What inspires or motivates your team?
Francesco Tassinari: Chirality is such a fundamental aspect of our universe, you find it everywhere you look. We feel that there is something special hidden at the interface of chirality, charge and magnetism, and the desire to understand it is what drives us forward.
Bert Meijer: Our team is always interested in topics that are conceptual, new, not well understood, maybe very relevant, and interdisciplinary in nature. That brings us to the fascinating experience to work in interdisciplinary teams.
Letizia Peluso: Curiosity and the love for this job. Passion is essential to enjoy research.
What is the importance of collaboration in the chemical sciences?
Matt Fuchter: International collaboration is especially important. This team has hugely benefitted by being part of a large pan-European PhD training network called HEL4CHIROLED, coordinated by Professor Jeanne Crassous (Rennes, France). Such a network not only supports our ongoing research, but also seeds many new ideas and directions that will undoubtedly lead to exciting opportunities in chirality science.

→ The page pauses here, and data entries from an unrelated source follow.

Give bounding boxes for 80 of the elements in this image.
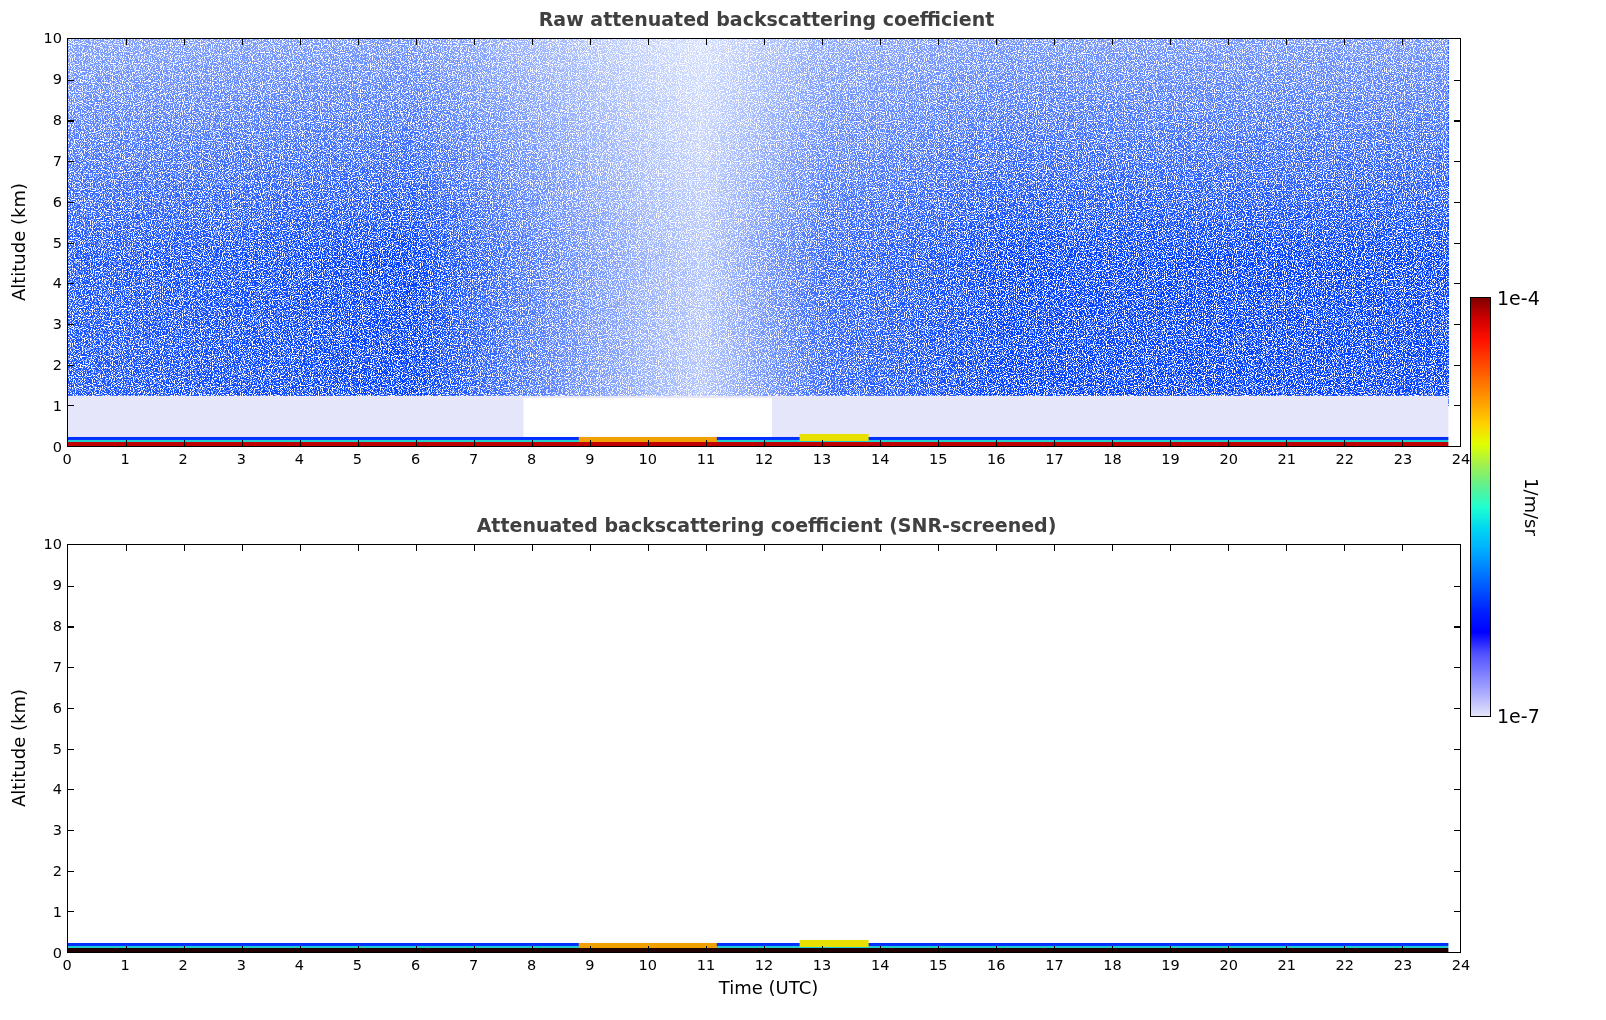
tick-label: 18 [1103, 957, 1122, 973]
tick-label: 5 [52, 740, 62, 757]
tick-label: 6 [52, 193, 62, 210]
tick-label: 10 [43, 536, 62, 552]
tick-label: 1 [52, 398, 62, 415]
tick-label: 9 [52, 70, 62, 87]
tick-label: 9 [585, 957, 595, 973]
tick-label: 13 [812, 957, 832, 973]
tick-label: 6 [52, 699, 62, 716]
tick-label: 5 [352, 451, 362, 467]
tick-label: 10 [638, 451, 658, 467]
colorbar-label: 1e-7 [1497, 705, 1541, 727]
tick-label: 4 [52, 275, 62, 292]
tick-label: 3 [236, 957, 246, 973]
tick-label: 16 [987, 957, 1006, 973]
tick-label: 12 [754, 451, 774, 467]
tick-label: 0 [52, 439, 62, 455]
tick-label: 16 [987, 451, 1006, 467]
colorbar-label: 1/m/sr [1521, 478, 1542, 536]
tick-label: 21 [1277, 451, 1296, 467]
tick-label: 7 [468, 957, 479, 973]
tick-label: 5 [352, 957, 362, 973]
axis-label: Altitude (km) [7, 689, 29, 808]
tick-label: 17 [1045, 451, 1064, 467]
tick-label: 22 [1335, 451, 1355, 467]
tick-label: 20 [1219, 957, 1238, 973]
tick-label: 7 [468, 451, 479, 467]
tick-label: 1 [52, 904, 62, 921]
tick-label: 14 [870, 957, 890, 973]
tick-label: 4 [294, 451, 304, 467]
axis-label: Altitude (km) [7, 183, 29, 302]
tick-label: 2 [178, 957, 188, 973]
tick-label: 11 [696, 451, 716, 467]
tick-label: 7 [52, 152, 62, 169]
tick-label: 0 [62, 957, 72, 973]
tick-label: 3 [236, 451, 246, 467]
tick-label: 24 [1451, 957, 1471, 973]
tick-label: 24 [1451, 451, 1471, 467]
tick-label: 12 [754, 957, 774, 973]
tick-label: 22 [1335, 957, 1355, 973]
tick-label: 8 [527, 957, 537, 973]
tick-label: 8 [527, 451, 537, 467]
tick-label: 7 [52, 658, 62, 675]
tick-label: 14 [870, 451, 890, 467]
tick-label: 21 [1277, 957, 1296, 973]
chart-title: Raw attenuated backscattering coefficient [538, 8, 995, 30]
chart-title: Attenuated backscattering coefficient (SNR-screened) [476, 514, 1057, 536]
tick-label: 6 [410, 957, 421, 973]
tick-label: 15 [929, 451, 948, 467]
tick-label: 17 [1045, 957, 1064, 973]
colorbar-label: 1e-4 [1497, 287, 1541, 309]
tick-label: 5 [52, 234, 62, 251]
tick-label: 9 [52, 576, 62, 593]
tick-label: 0 [62, 451, 72, 467]
tick-label: 3 [52, 822, 62, 839]
tick-label: 4 [294, 957, 304, 973]
tick-label: 10 [638, 957, 658, 973]
tick-label: 2 [178, 451, 188, 467]
tick-label: 19 [1161, 957, 1180, 973]
tick-label: 15 [929, 957, 948, 973]
tick-label: 6 [410, 451, 421, 467]
tick-label: 2 [52, 357, 62, 374]
tick-label: 11 [696, 957, 716, 973]
tick-label: 8 [52, 617, 62, 634]
tick-label: 23 [1393, 957, 1413, 973]
tick-label: 18 [1103, 451, 1122, 467]
tick-label: 2 [52, 863, 62, 880]
tick-label: 1 [120, 957, 130, 973]
tick-label: 10 [43, 30, 62, 46]
tick-label: 9 [585, 451, 595, 467]
tick-label: 19 [1161, 451, 1180, 467]
tick-label: 1 [120, 451, 130, 467]
tick-label: 8 [52, 111, 62, 128]
tick-label: 13 [812, 451, 832, 467]
tick-label: 3 [52, 316, 62, 333]
axis-label: Time (UTC) [718, 977, 819, 998]
tick-label: 20 [1219, 451, 1238, 467]
tick-label: 0 [52, 945, 62, 961]
tick-label: 23 [1393, 451, 1413, 467]
tick-label: 4 [52, 781, 62, 798]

What does good research culture look like/mean to you?
Jessica Wade: A good research culture is one in which everyone’s voices are heard. I strongly believe that diverse teams do better science: they generate exciting opportunities faster, they are more innovative, more impactful, and better places to work. Not only that, but diverse teams can improve public trust in science and scientists, as they look more like the communities they serve.
Why is chemistry important?
Francesco Tassinari: They say that chemistry is "the central science", and this is true in a very deep sense. We humans are chemical machines, and chemistry is both our hardware and operating system. It is just natural that we rely on chemistry as the medium to understand the world that surrounds us.